The doubts cross party lines: Fewer than 1 in 5 Democrats or independents have confidence the two sides can cooperate. Republicans are even more pessimistic, with just 1 in 10 confident Obama and Congress can work together.
Those who lack confidence spread the blame around: 41 percent say neither side would do enough to work together, 35 percent place more blame on the Republicans, 22 percent on the president. Neither side holds much hope things are going to get better, either. Just 16 percent think the president is likely to restore public trust in government in the next two years, while 20 percent feel congressional Republicans will.
Big $1.1T spending bill drawing fire
- Exposed to the light of day, a year-end, $1.1 trillion spending bill drew objections from liberals and milder criticism from conservatives yesterday while lawmakers readied a brief, stopgap measure to prevent a government shutdown both parties vowed to avoid.

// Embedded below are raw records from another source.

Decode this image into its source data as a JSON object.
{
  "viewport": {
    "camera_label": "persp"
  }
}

Democrats complained bitterly in public about a portion of the $1.1 trillion measure that eases regulations imposed on big banks in the wake of the 2008 economic meltdown - even though 70 members of party's rank-and-file supported an identical provision in a standalone bill late last year.
After a closed-door meeting, Democrats also objected to separate section of the spending bill that eases limits on campaign contributions to political parties. The White House declined to state President Obama's position on the legislation, negotiated in secret over several days by senior lawmakers, including top leaders in both parties and both houses.

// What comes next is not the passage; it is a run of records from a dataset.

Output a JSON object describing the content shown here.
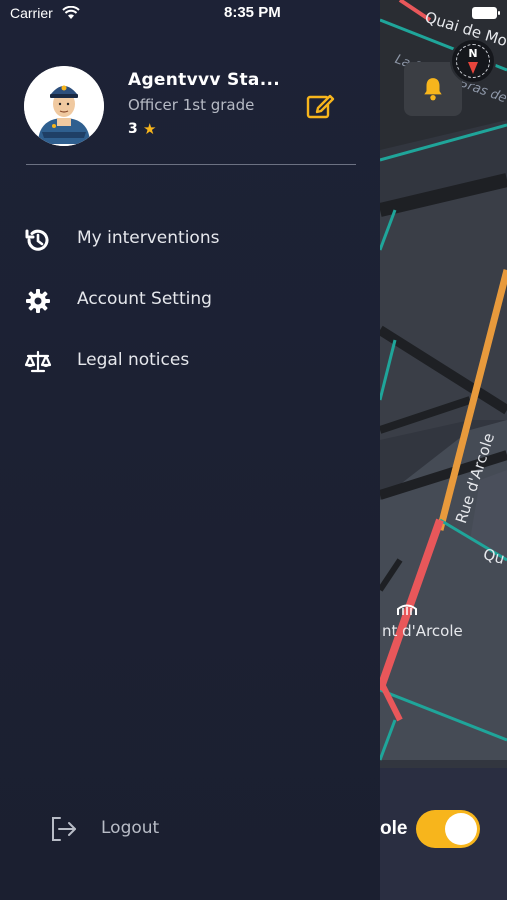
{
  "status_bar": {
    "carrier": "Carrier",
    "time": "8:35 PM"
  },
  "map": {
    "labels": {
      "quai_de_mo": "Quai de Mo",
      "la_seine": "La Seine - Bras de",
      "rue_darcole": "Rue d'Arcole",
      "qu": "Qu",
      "pont_darcole": "nt d'Arcole"
    },
    "toggle_label": "ole",
    "toggle_on": true
  },
  "profile": {
    "name": "Agentvvv Sta...",
    "grade": "Officer 1st grade",
    "rating": "3"
  },
  "menu": [
    {
      "label": "My interventions",
      "icon": "history-icon"
    },
    {
      "label": "Account Setting",
      "icon": "gear-icon"
    },
    {
      "label": "Legal notices",
      "icon": "scales-icon"
    }
  ],
  "logout_label": "Logout",
  "colors": {
    "accent": "#f7b51c",
    "drawer_bg": "#1d2236",
    "road_traffic": "#e8575a",
    "road_teal": "#1fa59a",
    "road_orange": "#e89a3c"
  }
}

She's convicted in family sex ring
BAY MINETTE, Ala.
- The conviction yesterday of an Alabama woman accused of being part of an incestuous sex ring provided graphic evidence about horrendous child molestation, but it didn't answer a baffling question: What happened to a young victim who is missing and presumed dead?

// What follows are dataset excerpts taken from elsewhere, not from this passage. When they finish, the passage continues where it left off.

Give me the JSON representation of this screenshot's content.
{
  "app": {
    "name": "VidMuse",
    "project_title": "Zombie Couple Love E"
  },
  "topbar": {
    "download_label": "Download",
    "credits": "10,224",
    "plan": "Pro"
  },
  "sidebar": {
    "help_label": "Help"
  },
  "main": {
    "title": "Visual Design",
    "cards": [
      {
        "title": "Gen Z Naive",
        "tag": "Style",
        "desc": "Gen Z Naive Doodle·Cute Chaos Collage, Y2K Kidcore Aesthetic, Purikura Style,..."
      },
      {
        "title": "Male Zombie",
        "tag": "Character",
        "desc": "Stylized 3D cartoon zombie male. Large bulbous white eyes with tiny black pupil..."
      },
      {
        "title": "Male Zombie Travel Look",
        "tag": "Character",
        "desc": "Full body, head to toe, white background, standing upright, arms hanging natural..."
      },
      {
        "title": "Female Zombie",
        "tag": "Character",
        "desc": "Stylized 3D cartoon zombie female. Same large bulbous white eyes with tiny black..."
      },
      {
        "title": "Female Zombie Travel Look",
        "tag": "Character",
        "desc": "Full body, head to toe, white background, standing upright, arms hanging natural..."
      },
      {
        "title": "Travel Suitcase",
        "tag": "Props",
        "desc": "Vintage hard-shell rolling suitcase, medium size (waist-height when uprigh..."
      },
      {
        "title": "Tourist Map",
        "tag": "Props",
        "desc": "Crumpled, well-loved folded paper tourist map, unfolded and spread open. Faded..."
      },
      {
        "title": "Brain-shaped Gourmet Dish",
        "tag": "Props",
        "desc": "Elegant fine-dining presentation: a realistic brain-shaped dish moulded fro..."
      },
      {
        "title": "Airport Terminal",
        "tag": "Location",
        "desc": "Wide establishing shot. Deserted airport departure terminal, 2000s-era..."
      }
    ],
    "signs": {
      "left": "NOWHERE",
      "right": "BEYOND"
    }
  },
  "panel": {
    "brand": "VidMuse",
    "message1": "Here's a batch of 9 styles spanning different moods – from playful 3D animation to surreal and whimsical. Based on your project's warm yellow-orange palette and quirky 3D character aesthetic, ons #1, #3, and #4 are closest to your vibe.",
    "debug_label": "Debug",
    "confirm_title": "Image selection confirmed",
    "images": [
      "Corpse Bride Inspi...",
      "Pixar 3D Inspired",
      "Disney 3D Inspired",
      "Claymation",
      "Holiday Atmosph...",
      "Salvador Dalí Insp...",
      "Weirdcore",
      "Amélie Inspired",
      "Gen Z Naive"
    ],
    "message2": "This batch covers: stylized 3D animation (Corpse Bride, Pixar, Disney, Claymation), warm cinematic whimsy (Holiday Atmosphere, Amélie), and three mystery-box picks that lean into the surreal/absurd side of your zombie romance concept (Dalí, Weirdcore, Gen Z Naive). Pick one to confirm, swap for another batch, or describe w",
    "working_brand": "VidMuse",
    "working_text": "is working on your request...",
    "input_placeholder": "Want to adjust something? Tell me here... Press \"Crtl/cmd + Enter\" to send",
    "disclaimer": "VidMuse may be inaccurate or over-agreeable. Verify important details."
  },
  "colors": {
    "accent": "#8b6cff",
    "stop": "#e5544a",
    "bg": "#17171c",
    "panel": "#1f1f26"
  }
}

Jurors took two hours to convict Wendy Wood Holland, 35, of sodomy, sexual abuse, sexual torture and child endangerment. She showed no emotion when the verdict was read. Prosecutors say Holland faces at least 20 years in prison and could get a life sentence.
Witnesses heard two days of testimony in her trial that didn't give any clues about the whereabouts of her niece Brittney Wood. Wood, 19, was last seen with Holland's husband, Donnie, in 2012, and 11 people have since been arrested on sex-related charges. That includes Wendy Holland, on trial on charges of sexually abusing another underage relative.
Pooch eludes searchers for months
- Rotisserie chicken, bacon, dog toys, more than a dozen volunteers and even a psychic have not been enough to find Murphy, an elusive golden retriever whose owner's 5-month search for the beloved animal has captivated one mountainous area of Vermont.
Neighbors have pulled together to try to find Murphy since he was spooked by a car accident and ran off June 29, going door-to-door with posters, looking for tracks and setting out food and traps.
He's been spotted numerous times, in back yards and on trail cameras in Waterbury Center, about 8 miles from the crash in suburban Montpelier. But any time someone gets close, the 3-year-old cagey canine darts off.
"I definitely think he's still in the fight-or-flight mode because he seems to run from everybody," said his owner, Kirstin Campbell.
Campbell, 24, had Murphy with her when her vehicle went off the road and hit a tree. She let the dog out after the crash and he ran away, traumatized. He was seen around town in the summer but ended up venturing south to Waterbury Center, apparently along the one main road between the towns.